Cyber insurance security standard: NCC Group leads the charge

Leading independent information assurance firm NCC Group has launched a forum to lead the march towards a minimum security standard for the uptake of cyber insurance.
 
The Cyber Insurance Working Group has been established with leading technology insurers including Liberty International Underwriters, Zurich Insurance and CNA Europe, and specialist technology insurance broker Oval. Other insurers are already looking to join.
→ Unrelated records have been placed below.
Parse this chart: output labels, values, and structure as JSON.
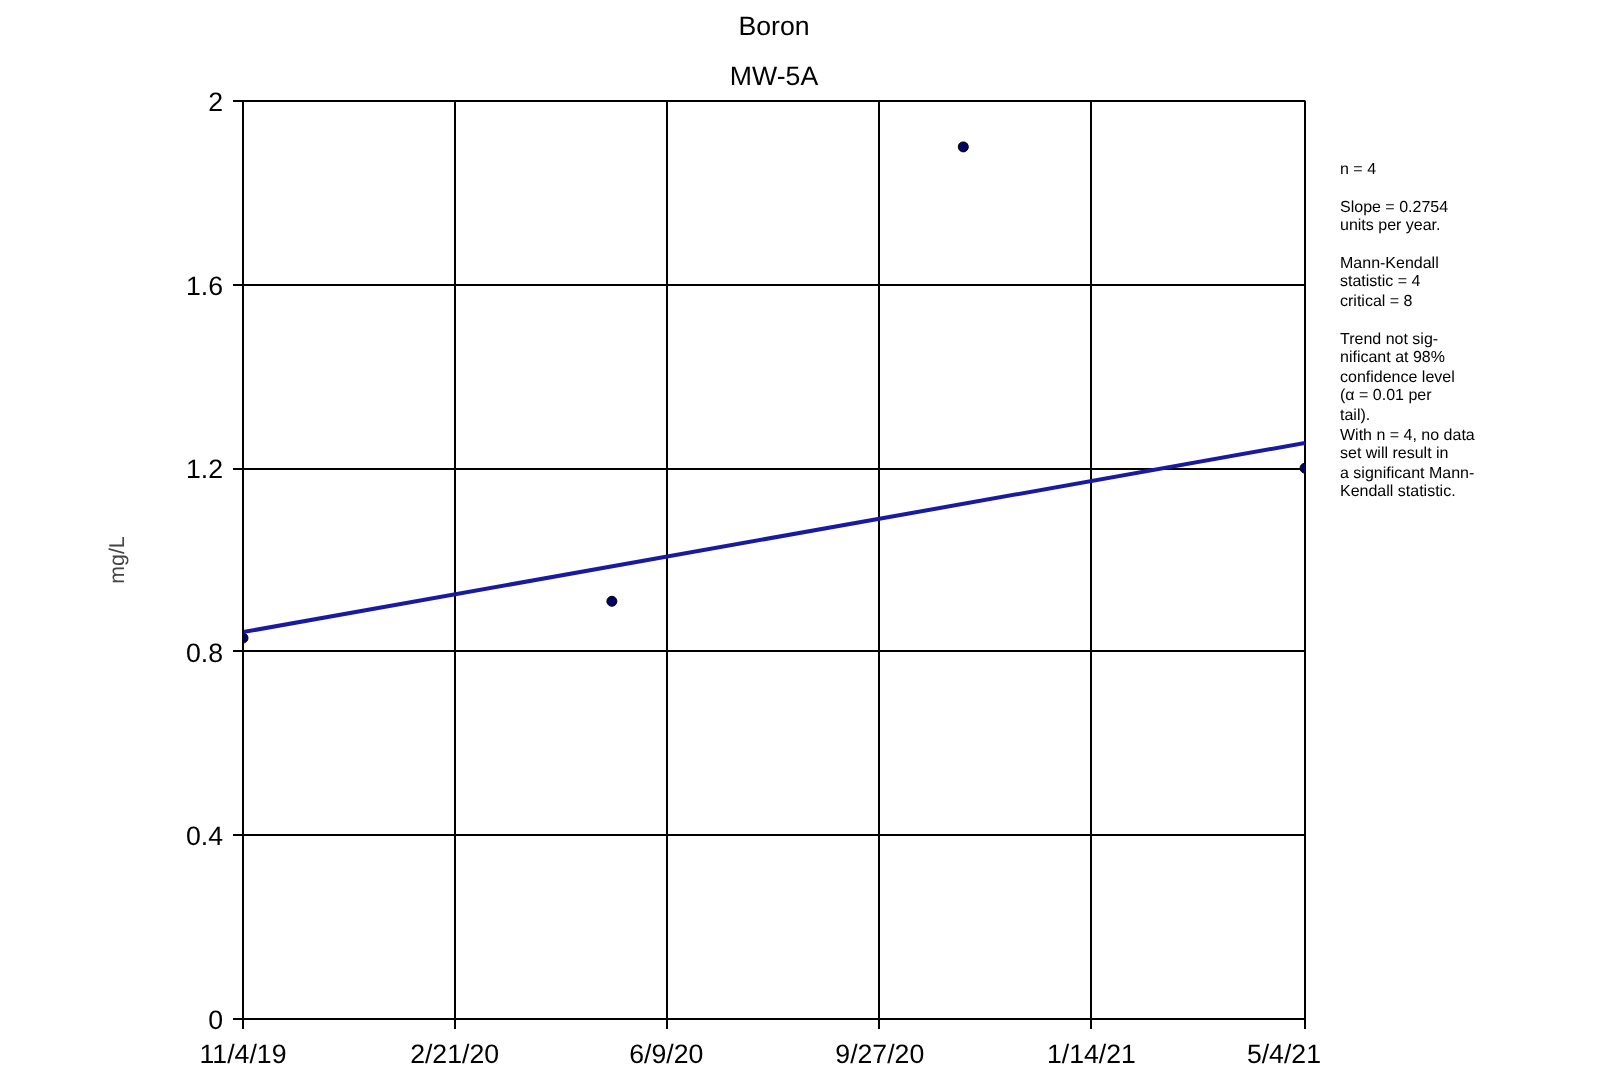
{
  "chart_data": {
    "type": "scatter",
    "title": "Boron",
    "subtitle": "MW-5A",
    "ylabel": "mg/L",
    "series": [
      {
        "color": "#000066",
        "marker": "circle",
        "x": [
          "2019-11-04",
          "2020-05-12",
          "2020-11-09",
          "2021-05-04"
        ],
        "values": [
          0.83,
          0.91,
          1.9,
          1.2
        ]
      },
      {
        "type": "line",
        "color": "#1a1aa0",
        "marker": "none",
        "line_style": "solid",
        "x": [
          "2019-11-04",
          "2021-05-04"
        ],
        "values": [
          0.843,
          1.255
        ]
      }
    ],
    "xlim": [
      "2019-11-04",
      "2021-05-04"
    ],
    "xticks": [
      {
        "value": "2019-11-04",
        "label": "11/4/19"
      },
      {
        "value": "2020-02-21",
        "label": "2/21/20"
      },
      {
        "value": "2020-06-09",
        "label": "6/9/20"
      },
      {
        "value": "2020-09-27",
        "label": "9/27/20"
      },
      {
        "value": "2021-01-14",
        "label": "1/14/21"
      },
      {
        "value": "2021-05-04",
        "label": "5/4/21"
      }
    ],
    "ylim": [
      0,
      2
    ],
    "yticks": [
      0,
      0.4,
      0.8,
      1.2,
      1.6,
      2
    ],
    "grid": true,
    "annotations": [
      "n = 4",
      "Slope = 0.2754\nunits per year.",
      "Mann-Kendall\nstatistic = 4\ncritical = 8",
      "Trend not sig-\nnificant at 98%\nconfidence level\n(α = 0.01 per\ntail).\nWith n = 4, no data\nset will result in\na significant Mann-\nKendall statistic."
    ]
  }
}
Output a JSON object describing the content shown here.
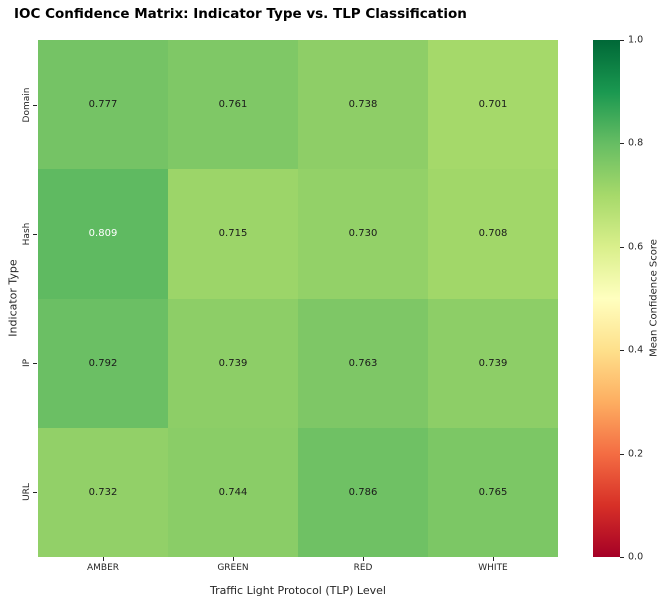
{
  "title": "IOC Confidence Matrix: Indicator Type vs. TLP Classification",
  "chart_data": {
    "type": "heatmap",
    "title": "IOC Confidence Matrix: Indicator Type vs. TLP Classification",
    "xlabel": "Traffic Light Protocol (TLP) Level",
    "ylabel": "Indicator Type",
    "x_categories": [
      "AMBER",
      "GREEN",
      "RED",
      "WHITE"
    ],
    "y_categories": [
      "Domain",
      "Hash",
      "IP",
      "URL"
    ],
    "values": [
      [
        0.777,
        0.761,
        0.738,
        0.701
      ],
      [
        0.809,
        0.715,
        0.73,
        0.708
      ],
      [
        0.792,
        0.739,
        0.763,
        0.739
      ],
      [
        0.732,
        0.744,
        0.786,
        0.765
      ]
    ],
    "annotation_decimals": 3,
    "grid": false,
    "colorbar": {
      "label": "Mean Confidence Score",
      "ticks": [
        1.0,
        0.8,
        0.6,
        0.4,
        0.2,
        0.0
      ],
      "vmin": 0.0,
      "vmax": 1.0,
      "colormap": "RdYlGn",
      "colormap_stops": [
        "#a50026",
        "#d73027",
        "#f46d43",
        "#fdae61",
        "#fee08b",
        "#ffffbf",
        "#d9ef8b",
        "#a6d96a",
        "#66bd63",
        "#1a9850",
        "#006837"
      ],
      "annotation_dark_text": "#1a1a1a",
      "annotation_light_text": "#ffffff"
    }
  }
}
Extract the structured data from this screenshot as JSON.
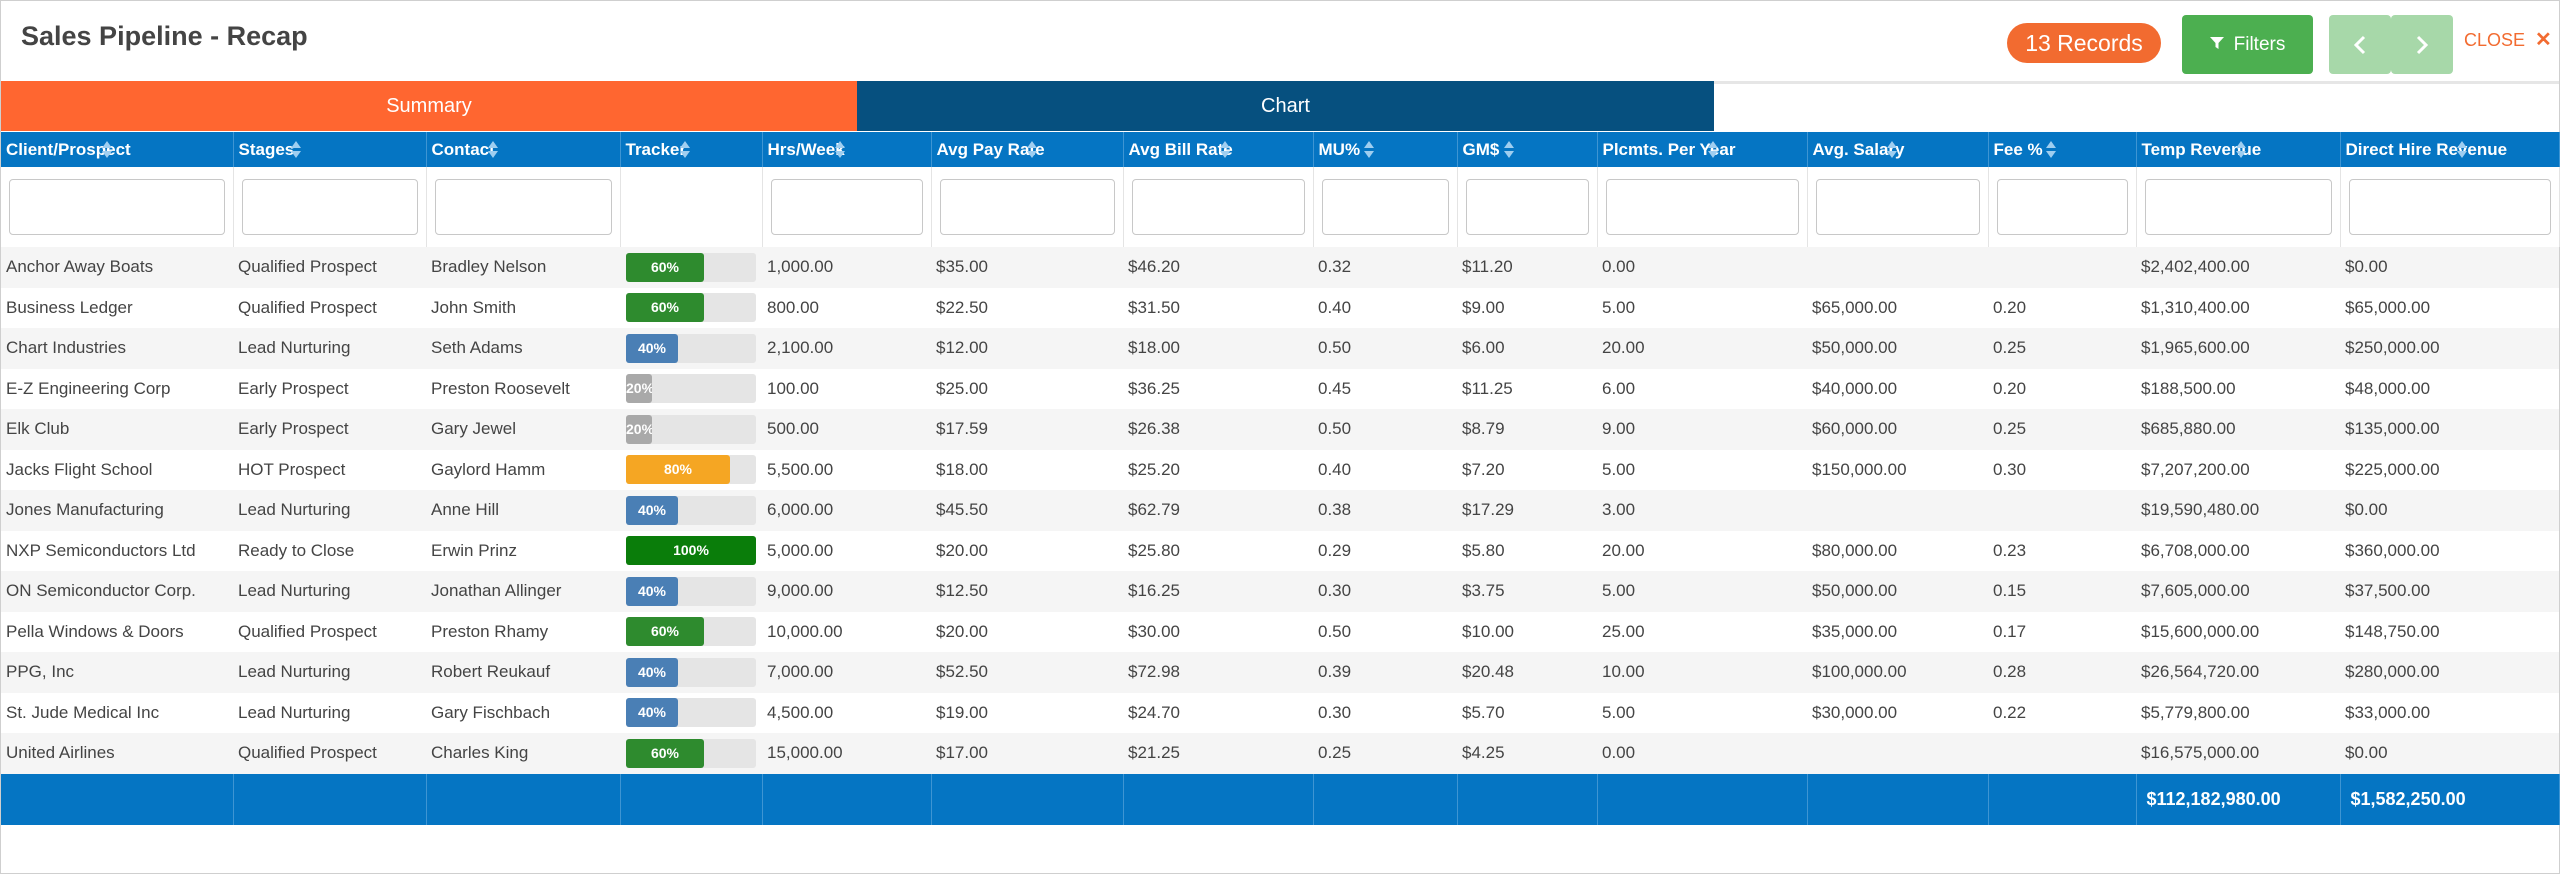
{
  "header": {
    "title": "Sales Pipeline - Recap",
    "records_badge": "13 Records",
    "filters_label": "Filters",
    "close_label": "CLOSE",
    "close_glyph": "✕"
  },
  "tabs": [
    {
      "label": "Summary",
      "active": true,
      "color": "#ff6630"
    },
    {
      "label": "Chart",
      "active": false,
      "color": "#06507f"
    }
  ],
  "columns": [
    "Client/Prospect",
    "Stages",
    "Contact",
    "Tracker",
    "Hrs/Week",
    "Avg Pay Rate",
    "Avg Bill Rate",
    "MU%",
    "GM$",
    "Plcmts. Per Year",
    "Avg. Salary",
    "Fee %",
    "Temp Revenue",
    "Direct Hire Revenue"
  ],
  "rows": [
    {
      "client": "Anchor Away Boats",
      "stage": "Qualified Prospect",
      "contact": "Bradley Nelson",
      "tracker": "60%",
      "tracker_value": 0.6,
      "tracker_color": "#2e8b2e",
      "hrs": "1,000.00",
      "pay": "$35.00",
      "bill": "$46.20",
      "mu": "0.32",
      "gm": "$11.20",
      "plcmts": "0.00",
      "salary": "",
      "fee": "",
      "temp": "$2,402,400.00",
      "direct": "$0.00"
    },
    {
      "client": "Business Ledger",
      "stage": "Qualified Prospect",
      "contact": "John Smith",
      "tracker": "60%",
      "tracker_value": 0.6,
      "tracker_color": "#2e8b2e",
      "hrs": "800.00",
      "pay": "$22.50",
      "bill": "$31.50",
      "mu": "0.40",
      "gm": "$9.00",
      "plcmts": "5.00",
      "salary": "$65,000.00",
      "fee": "0.20",
      "temp": "$1,310,400.00",
      "direct": "$65,000.00"
    },
    {
      "client": "Chart Industries",
      "stage": "Lead Nurturing",
      "contact": "Seth Adams",
      "tracker": "40%",
      "tracker_value": 0.4,
      "tracker_color": "#4a7fb5",
      "hrs": "2,100.00",
      "pay": "$12.00",
      "bill": "$18.00",
      "mu": "0.50",
      "gm": "$6.00",
      "plcmts": "20.00",
      "salary": "$50,000.00",
      "fee": "0.25",
      "temp": "$1,965,600.00",
      "direct": "$250,000.00"
    },
    {
      "client": "E-Z Engineering Corp",
      "stage": "Early Prospect",
      "contact": "Preston Roosevelt",
      "tracker": "20%",
      "tracker_value": 0.2,
      "tracker_color": "#a9a9a9",
      "hrs": "100.00",
      "pay": "$25.00",
      "bill": "$36.25",
      "mu": "0.45",
      "gm": "$11.25",
      "plcmts": "6.00",
      "salary": "$40,000.00",
      "fee": "0.20",
      "temp": "$188,500.00",
      "direct": "$48,000.00"
    },
    {
      "client": "Elk Club",
      "stage": "Early Prospect",
      "contact": "Gary Jewel",
      "tracker": "20%",
      "tracker_value": 0.2,
      "tracker_color": "#a9a9a9",
      "hrs": "500.00",
      "pay": "$17.59",
      "bill": "$26.38",
      "mu": "0.50",
      "gm": "$8.79",
      "plcmts": "9.00",
      "salary": "$60,000.00",
      "fee": "0.25",
      "temp": "$685,880.00",
      "direct": "$135,000.00"
    },
    {
      "client": "Jacks Flight School",
      "stage": "HOT Prospect",
      "contact": "Gaylord Hamm",
      "tracker": "80%",
      "tracker_value": 0.8,
      "tracker_color": "#f5a623",
      "hrs": "5,500.00",
      "pay": "$18.00",
      "bill": "$25.20",
      "mu": "0.40",
      "gm": "$7.20",
      "plcmts": "5.00",
      "salary": "$150,000.00",
      "fee": "0.30",
      "temp": "$7,207,200.00",
      "direct": "$225,000.00"
    },
    {
      "client": "Jones Manufacturing",
      "stage": "Lead Nurturing",
      "contact": "Anne Hill",
      "tracker": "40%",
      "tracker_value": 0.4,
      "tracker_color": "#4a7fb5",
      "hrs": "6,000.00",
      "pay": "$45.50",
      "bill": "$62.79",
      "mu": "0.38",
      "gm": "$17.29",
      "plcmts": "3.00",
      "salary": "",
      "fee": "",
      "temp": "$19,590,480.00",
      "direct": "$0.00"
    },
    {
      "client": "NXP Semiconductors Ltd",
      "stage": "Ready to Close",
      "contact": "Erwin Prinz",
      "tracker": "100%",
      "tracker_value": 1.0,
      "tracker_color": "#0a7d0a",
      "hrs": "5,000.00",
      "pay": "$20.00",
      "bill": "$25.80",
      "mu": "0.29",
      "gm": "$5.80",
      "plcmts": "20.00",
      "salary": "$80,000.00",
      "fee": "0.23",
      "temp": "$6,708,000.00",
      "direct": "$360,000.00"
    },
    {
      "client": "ON Semiconductor Corp.",
      "stage": "Lead Nurturing",
      "contact": "Jonathan Allinger",
      "tracker": "40%",
      "tracker_value": 0.4,
      "tracker_color": "#4a7fb5",
      "hrs": "9,000.00",
      "pay": "$12.50",
      "bill": "$16.25",
      "mu": "0.30",
      "gm": "$3.75",
      "plcmts": "5.00",
      "salary": "$50,000.00",
      "fee": "0.15",
      "temp": "$7,605,000.00",
      "direct": "$37,500.00"
    },
    {
      "client": "Pella Windows & Doors",
      "stage": "Qualified Prospect",
      "contact": "Preston Rhamy",
      "tracker": "60%",
      "tracker_value": 0.6,
      "tracker_color": "#2e8b2e",
      "hrs": "10,000.00",
      "pay": "$20.00",
      "bill": "$30.00",
      "mu": "0.50",
      "gm": "$10.00",
      "plcmts": "25.00",
      "salary": "$35,000.00",
      "fee": "0.17",
      "temp": "$15,600,000.00",
      "direct": "$148,750.00"
    },
    {
      "client": "PPG, Inc",
      "stage": "Lead Nurturing",
      "contact": "Robert Reukauf",
      "tracker": "40%",
      "tracker_value": 0.4,
      "tracker_color": "#4a7fb5",
      "hrs": "7,000.00",
      "pay": "$52.50",
      "bill": "$72.98",
      "mu": "0.39",
      "gm": "$20.48",
      "plcmts": "10.00",
      "salary": "$100,000.00",
      "fee": "0.28",
      "temp": "$26,564,720.00",
      "direct": "$280,000.00"
    },
    {
      "client": "St. Jude Medical Inc",
      "stage": "Lead Nurturing",
      "contact": "Gary Fischbach",
      "tracker": "40%",
      "tracker_value": 0.4,
      "tracker_color": "#4a7fb5",
      "hrs": "4,500.00",
      "pay": "$19.00",
      "bill": "$24.70",
      "mu": "0.30",
      "gm": "$5.70",
      "plcmts": "5.00",
      "salary": "$30,000.00",
      "fee": "0.22",
      "temp": "$5,779,800.00",
      "direct": "$33,000.00"
    },
    {
      "client": "United Airlines",
      "stage": "Qualified Prospect",
      "contact": "Charles King",
      "tracker": "60%",
      "tracker_value": 0.6,
      "tracker_color": "#2e8b2e",
      "hrs": "15,000.00",
      "pay": "$17.00",
      "bill": "$21.25",
      "mu": "0.25",
      "gm": "$4.25",
      "plcmts": "0.00",
      "salary": "",
      "fee": "",
      "temp": "$16,575,000.00",
      "direct": "$0.00"
    }
  ],
  "totals": {
    "temp": "$112,182,980.00",
    "direct": "$1,582,250.00"
  },
  "colors": {
    "accent": "#ff6630",
    "header_blue": "#0575c3",
    "chart_tab": "#06507f",
    "filters_green": "#4caf50"
  }
}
The group will meet regularly to drive the development of a framework of recommended information security practices and policies, including adequate business continuity plans and corporate information security policies.
 
Insurers providing security cover will benefit from being able to demand a specific,structured demonstration of commitment and integrity.In turn, businesses implementing the standard will benefit from a strengthened infrastructure and cyber risk mitigation.
 
Janet Williams, the lead on cybercrime for the Association of Chief Police Officers, last month told the FT that companies should be denied cover against cyber attacks unless they are able to meet a minimum 'kitemark' security standard.
 
The cyber insurance market is currently worth an estimated £250 million per year across the EU, with up to a half of this written in the UK. With high-profile cyber attacks increasingly hitting the headlines, and cyber crime costing the UK economy £27 billion a year, the market is rising fast.
 
Jacob Ingerslev, European Underwriting Director, Technology and Cyber Risks at CNA Europe, commented: "This is a great opportunity for us to participate in a working party approach to formulate a minimum standard for information assurance in the cyber insurance market. A standard is badly needed, and looks set to become a legal requirement in the future - we are looking to get ahead of the curve and be part of the force shaping the market."
 
Rob Cotton, CEO at NCC Group, added: "This is the culmination of an ongoing campaign from NCC Group. Too many businesses see cyber insurance as a means of mitigating risk in itself, but having adequate information security measures in place both reduces the premium costs and lowers the risk of suffering a serious cyber attack.
 
"For insurers to be strict with companies in terms of physical security is standard practice. The same significance must be extended to information security."